Eines morgens sehe ich sie über das Gitter springen wie gewohnt, sie schreit auf und setzt einen Vorderlauf nicht mehr auf.
Schlagartig wurde mir bewusst, was das sein müsste und ich bin mit ihr direkt in die Uni-Klinik Giessen gefahren. Das Ellbogengelenk war eben an dieser Wachstumsfuge, die bei IOCH betroffen ist, kompliziert gebrochen (gesplittert). Sie blieb sofort zur OP, wo die Brüche mit mehreren Drähten fixiert wurden. - Es ist in der Folgezeit schwierig einen so jungen Hund ruhig zu halten, der seine Kumpane draussen spielen sieht. Nur kurz Ausgang an der Leine, dann wieder zurück in die Hundebox. Im folgenden Frühjahr wurden in einer weiteren OP die Drähte wieder entfernt. Na Aussage der Klinik könnte durch die Gallusbildung und die Verknöcherungen an diesem Gelenk nichts mehr passieren.
Da sie als Zuchthund nicht mehr in Frage kam und auch wegen fehlender jagdlicher Prägung im ersten Lebensjahr nur bedingt einsetzbar wäre, habe ich sie als Familienhund abgegeben. Wie mir die Besitzer später erst mitteilten, musste sie noch einmal operiert werden, da ein kleines abgebrochenes Drahtstück, das man in Giessen nicht mit entfernt hatte, Probleme verursachte.
Studie VDW
Im Jahr 2002 rief der VDW zur Beteiligung an einer Studie auf:
Aufruf an Besitzer und Züchter von Deutschen Wachtelhunden !

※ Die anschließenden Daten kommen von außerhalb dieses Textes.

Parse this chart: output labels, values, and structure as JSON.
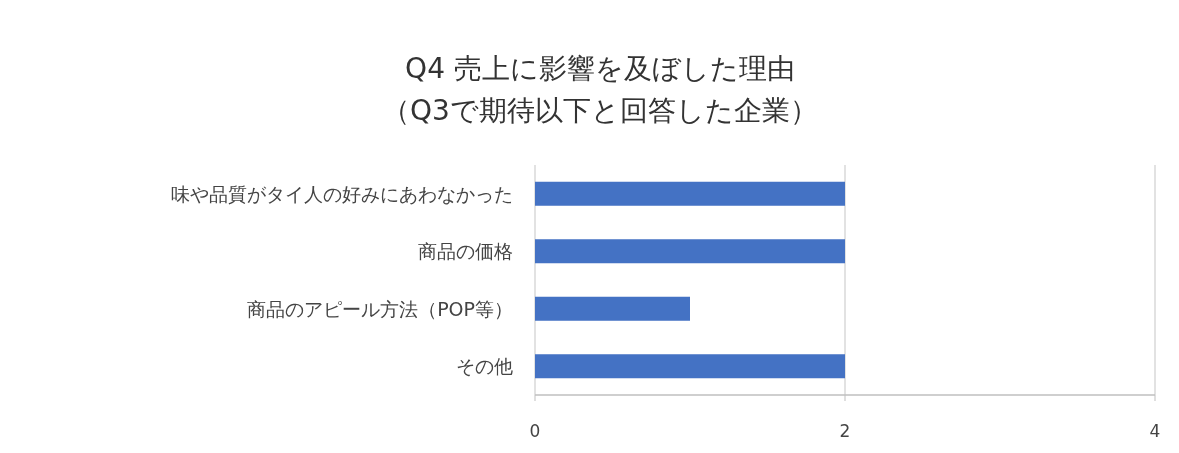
{
  "chart_data": {
    "type": "bar",
    "orientation": "horizontal",
    "title": "Q4 売上に影響を及ぼした理由",
    "subtitle": "（Q3で期待以下と回答した企業）",
    "categories": [
      "味や品質がタイ人の好みにあわなかった",
      "商品の価格",
      "商品のアピール方法（POP等）",
      "その他"
    ],
    "values": [
      2,
      2,
      1,
      2
    ],
    "color": "#4472c4",
    "xlim": [
      0,
      4
    ],
    "xticks": [
      0,
      2,
      4
    ],
    "grid": "x"
  }
}
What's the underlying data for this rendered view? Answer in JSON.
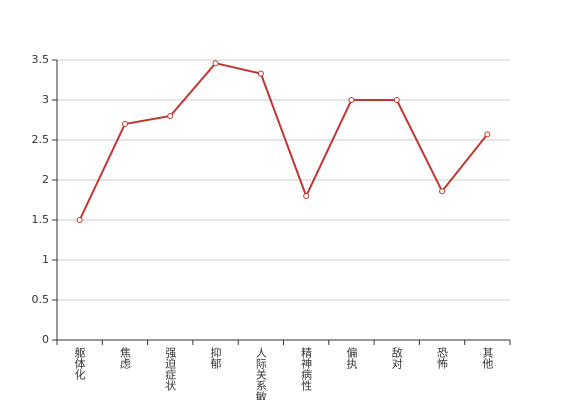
{
  "chart_data": {
    "type": "line",
    "categories": [
      "躯体化",
      "焦虑",
      "强迫症状",
      "抑郁",
      "人际关系敏感",
      "精神病性",
      "偏执",
      "敌对",
      "恐怖",
      "其他"
    ],
    "series": [
      {
        "color": "#c23531",
        "values": [
          1.5,
          2.7,
          2.8,
          3.46,
          3.33,
          1.8,
          3.0,
          3.0,
          1.86,
          2.57
        ]
      }
    ],
    "ylim": [
      0,
      3.5
    ],
    "yticks": [
      0,
      0.5,
      1,
      1.5,
      2,
      2.5,
      3,
      3.5
    ],
    "grid": true
  }
}
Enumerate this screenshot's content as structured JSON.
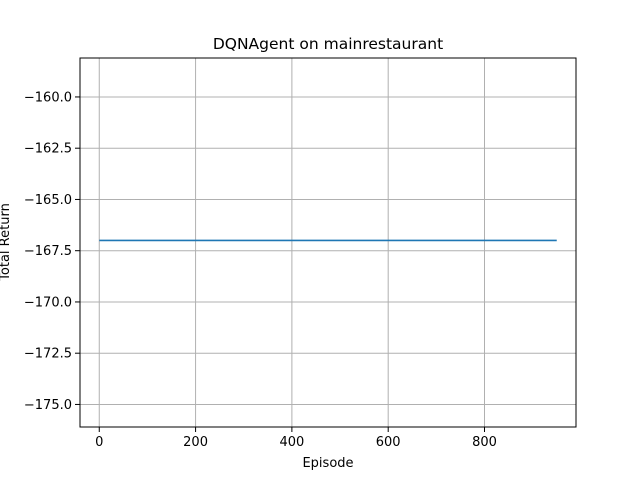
{
  "chart_data": {
    "type": "line",
    "title": "DQNAgent on mainrestaurant",
    "xlabel": "Episode",
    "ylabel": "Total Return",
    "xlim": [
      -40,
      990
    ],
    "ylim": [
      -176.1,
      -158.1
    ],
    "xticks": [
      0,
      200,
      400,
      600,
      800
    ],
    "xtick_labels": [
      "0",
      "200",
      "400",
      "600",
      "800"
    ],
    "yticks": [
      -160.0,
      -162.5,
      -165.0,
      -167.5,
      -170.0,
      -172.5,
      -175.0
    ],
    "ytick_labels": [
      "−160.0",
      "−162.5",
      "−165.0",
      "−167.5",
      "−170.0",
      "−172.5",
      "−175.0"
    ],
    "grid": true,
    "series": [
      {
        "color": "#1f77b4",
        "x": [
          0,
          950
        ],
        "y": [
          -167.0,
          -167.0
        ]
      }
    ]
  }
}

An der Tierärztlichen Hochschule Hannover wird ab 2002 in Zusammenarbeit mit dem Verein für Deutsche Wachtelhunde eine Untersuchung durchgeführt, um die Inzidenz der Erkrankung bei dieser Rasse zu erforschen. Dafür sollen routinemäßig beide Ellbogengelenke von Hunden geröntgt werden, bei denen ein HD röntgen durchgeführt wird. Oder Hunde, bei denen eine Lahmheit vorliegt. Dazu müssen Röntgenaufnahmen beider Gelenke sowie eine Blutprobe eingesandt werden.
Bitte beteiligen Sie sich an dieser Untersuchung.
Als zu der Studie aufgerufen wurde, hatte ich vor, meine beiden Junghündinnen aus dem letzten Wurf untersuchen zu lassen. Aufgrund der schwerwiegenden Erkrankungen bevor sie ein Jahr alt wurden war röntgen und Auswertung im Folgejahr nicht möglich. Ein Jahr später wollte ich dann eine weitere Schwester (die übrigens lebenslang nie Probleme hatte und bis ins hohe Alter jagdlich eingesetzt wurde) und eine neu gekaufte Junghündin röntgen lassen auf HD/ED/IOCH. Da aber der TA die Aufnahmen verhunzt hatte und nicht an den VDW geschickt hat, konnte ich mich an der Studie nicht mehr beteiligen.
2004 wurde nur ein kurzer Hinweis als Ergebnis veröffentlicht:
Mittlerweile wurden die Untersuchungen des VDW abgeschlossen. Nach Angabe der Zuchtbuchführung wurden einzelne betroffene Hunde festgestellt, eine wesentliche Belastung der Rasse konnte jedoch nicht nachgewiesen werden.
weitere Fallbeispiele
Deutscher Wachterhund Rüde
Im Jahr 2015 wurde ich auf einen weiteren aktuellen Fall aufmerksam, der einen dreijährigen Hund betrifft. Dieser Hund wurde am Ellbogengelenk operiert und wird inzwischen jagdlich wieder eingesetzt.
Die Besitzer haben alle Erkenntnisse auf einer Website festgehalten, weshalb ich hier nicht näher darauf eingehe.
2019: die Website ist leider nicht mehr zugänglich
Beim VDW sind inzwischen weitere Fälle bekannt, wo Hunde wegen IOCH operiert werden mussten.
Die Verpflichtung zum ED-Röntgen (für Zuchthunde) besteht seit 2010. Ende 2013 wurde die Vorschrift zur Lagerung abgeändert, um mögliche Fälle von IOCH besser erkennen zu können. Die danach ausgewerteten Fälle werden veröffentlicht und in Dogbase eingetragen. Das hätte man auch gleich haben können, denn das Vorkommen dieser Erkrankung war bekannt.